Kreiman Jody, Garellek Marc, Chen Gang, Alwan Abeer, Gerratt Bruce R
Department of Head and Neck Surgery, University of California-Los Angeles School of Medicine, 31-24 Rehabilitation Center, Los Angeles, California 90095-1794, USA.
Department of Linguistics, University of California-San Diego, 9500 Gilman Drive #0108, La Jolla, California 92093-0108, USA.

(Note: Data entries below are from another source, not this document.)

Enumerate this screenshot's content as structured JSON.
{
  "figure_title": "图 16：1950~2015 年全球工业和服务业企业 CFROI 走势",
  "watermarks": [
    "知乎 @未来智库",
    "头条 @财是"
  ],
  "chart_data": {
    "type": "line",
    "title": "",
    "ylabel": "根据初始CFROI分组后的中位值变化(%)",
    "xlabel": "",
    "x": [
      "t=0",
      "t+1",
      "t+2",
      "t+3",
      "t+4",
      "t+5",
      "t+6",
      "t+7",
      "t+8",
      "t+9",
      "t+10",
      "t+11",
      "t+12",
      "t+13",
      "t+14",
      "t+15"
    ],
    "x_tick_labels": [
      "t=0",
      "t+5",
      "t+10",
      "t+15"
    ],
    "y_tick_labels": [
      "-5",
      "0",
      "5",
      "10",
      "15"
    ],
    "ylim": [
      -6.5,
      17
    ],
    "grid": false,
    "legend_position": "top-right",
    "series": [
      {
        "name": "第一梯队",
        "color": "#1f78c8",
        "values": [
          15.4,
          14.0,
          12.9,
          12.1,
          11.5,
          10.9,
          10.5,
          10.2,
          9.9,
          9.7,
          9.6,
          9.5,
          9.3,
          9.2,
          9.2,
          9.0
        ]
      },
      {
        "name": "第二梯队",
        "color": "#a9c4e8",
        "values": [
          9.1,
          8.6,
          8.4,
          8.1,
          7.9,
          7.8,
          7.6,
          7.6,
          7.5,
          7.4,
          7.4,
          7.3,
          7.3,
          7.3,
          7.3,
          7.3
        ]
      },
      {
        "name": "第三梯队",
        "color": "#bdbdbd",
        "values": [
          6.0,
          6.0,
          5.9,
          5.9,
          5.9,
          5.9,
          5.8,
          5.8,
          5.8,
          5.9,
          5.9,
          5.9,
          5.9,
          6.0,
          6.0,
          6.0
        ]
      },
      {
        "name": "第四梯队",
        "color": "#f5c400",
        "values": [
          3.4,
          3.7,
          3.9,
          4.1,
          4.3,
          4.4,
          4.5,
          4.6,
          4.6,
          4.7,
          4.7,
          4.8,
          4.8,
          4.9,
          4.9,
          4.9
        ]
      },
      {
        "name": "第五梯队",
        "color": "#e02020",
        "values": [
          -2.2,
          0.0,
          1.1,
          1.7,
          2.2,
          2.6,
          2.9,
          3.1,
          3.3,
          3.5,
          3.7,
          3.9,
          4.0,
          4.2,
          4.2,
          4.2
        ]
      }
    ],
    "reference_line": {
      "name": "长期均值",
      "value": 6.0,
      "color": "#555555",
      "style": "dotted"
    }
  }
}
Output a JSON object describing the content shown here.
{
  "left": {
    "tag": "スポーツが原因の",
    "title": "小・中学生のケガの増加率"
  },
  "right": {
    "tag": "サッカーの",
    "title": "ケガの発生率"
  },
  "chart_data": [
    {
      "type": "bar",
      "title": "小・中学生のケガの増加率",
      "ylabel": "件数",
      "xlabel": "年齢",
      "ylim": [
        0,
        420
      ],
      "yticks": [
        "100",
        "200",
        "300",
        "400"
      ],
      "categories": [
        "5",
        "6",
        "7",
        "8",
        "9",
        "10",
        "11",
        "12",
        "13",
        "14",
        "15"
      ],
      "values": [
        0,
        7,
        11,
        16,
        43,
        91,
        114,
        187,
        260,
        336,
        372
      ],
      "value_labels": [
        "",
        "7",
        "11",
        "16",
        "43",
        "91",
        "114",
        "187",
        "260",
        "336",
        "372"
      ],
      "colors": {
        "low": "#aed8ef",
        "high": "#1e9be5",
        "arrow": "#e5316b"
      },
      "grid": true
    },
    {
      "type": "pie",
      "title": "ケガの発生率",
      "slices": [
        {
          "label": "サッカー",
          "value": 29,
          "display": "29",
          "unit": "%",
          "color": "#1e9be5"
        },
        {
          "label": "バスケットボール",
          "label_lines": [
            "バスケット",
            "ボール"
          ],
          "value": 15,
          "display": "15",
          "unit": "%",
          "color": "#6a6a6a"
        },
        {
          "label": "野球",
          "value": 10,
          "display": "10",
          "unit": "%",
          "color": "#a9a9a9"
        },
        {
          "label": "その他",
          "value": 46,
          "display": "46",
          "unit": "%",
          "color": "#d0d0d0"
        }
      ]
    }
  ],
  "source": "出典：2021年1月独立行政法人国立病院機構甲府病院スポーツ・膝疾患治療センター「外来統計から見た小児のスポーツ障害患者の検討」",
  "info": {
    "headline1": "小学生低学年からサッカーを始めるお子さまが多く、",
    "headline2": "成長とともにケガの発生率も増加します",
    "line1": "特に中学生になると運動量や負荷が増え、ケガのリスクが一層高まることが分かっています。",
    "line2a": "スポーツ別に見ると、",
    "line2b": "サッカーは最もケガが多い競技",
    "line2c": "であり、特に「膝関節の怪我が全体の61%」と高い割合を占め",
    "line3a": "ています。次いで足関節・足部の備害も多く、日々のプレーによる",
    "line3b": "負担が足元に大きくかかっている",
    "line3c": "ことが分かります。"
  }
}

J Acoust Soc Am. 2015 Jul;138(1):1-10. doi: 10.1121/1.4922174.
Models of the voice source differ in their fits to natural voices, but it is unclear which differences in fit are perceptually salient. This study examined the relationship between the fit of five voice source models to 40 natural voices, and the degree of perceptual match among stimuli synthesized with each of the modeled sources. Listeners completed a visual sort-and-rate task to compare versions of each voice created with the different source models, and the results were analyzed using multidimensional scaling. Neither fits to pulse shapes nor fits to landmark points on the pulses predicted observed differences in quality. Further, the source models fit the opening phase of the glottal pulses better than they fit the closing phase, but at the same time similarity in quality was better predicted by the timing and amplitude of the negative peak of the flow derivative (part of the closing phase) than by the timing and/or amplitude of peak glottal opening. Results indicate that simply knowing how (or how well) a particular source model fits or does not fit a target source pulse in the time domain provides little insight into what aspects of the voice source are important to listeners.
声源模型在与自然声音的拟合程度上存在差异,但尚不清楚哪些拟合差异在感知上是显著的。本研究考察了五种声源模型对40种自然声音的拟合情况,以及用每种建模声源合成的刺激之间的感知匹配程度。听众完成了一项视觉分类和评分任务,以比较用不同声源模型创建的每个声音的版本,并使用多维标度分析结果。对脉冲形状的拟合和对脉冲上界标点的拟合均未预测到观察到的音质差异。此外,声源模型对声门脉冲的开启阶段拟合得比对关闭阶段更好,但与此同时,流量导数负峰值(关闭阶段的一部分)的时间和幅度比声门开口峰值的时间和/或幅度能更好地预测音质的相似性。结果表明,仅仅知道特定声源模型在时域中如何(或多好地)拟合或不拟合目标声源脉冲,对于了解声源的哪些方面对听众很重要几乎没有帮助。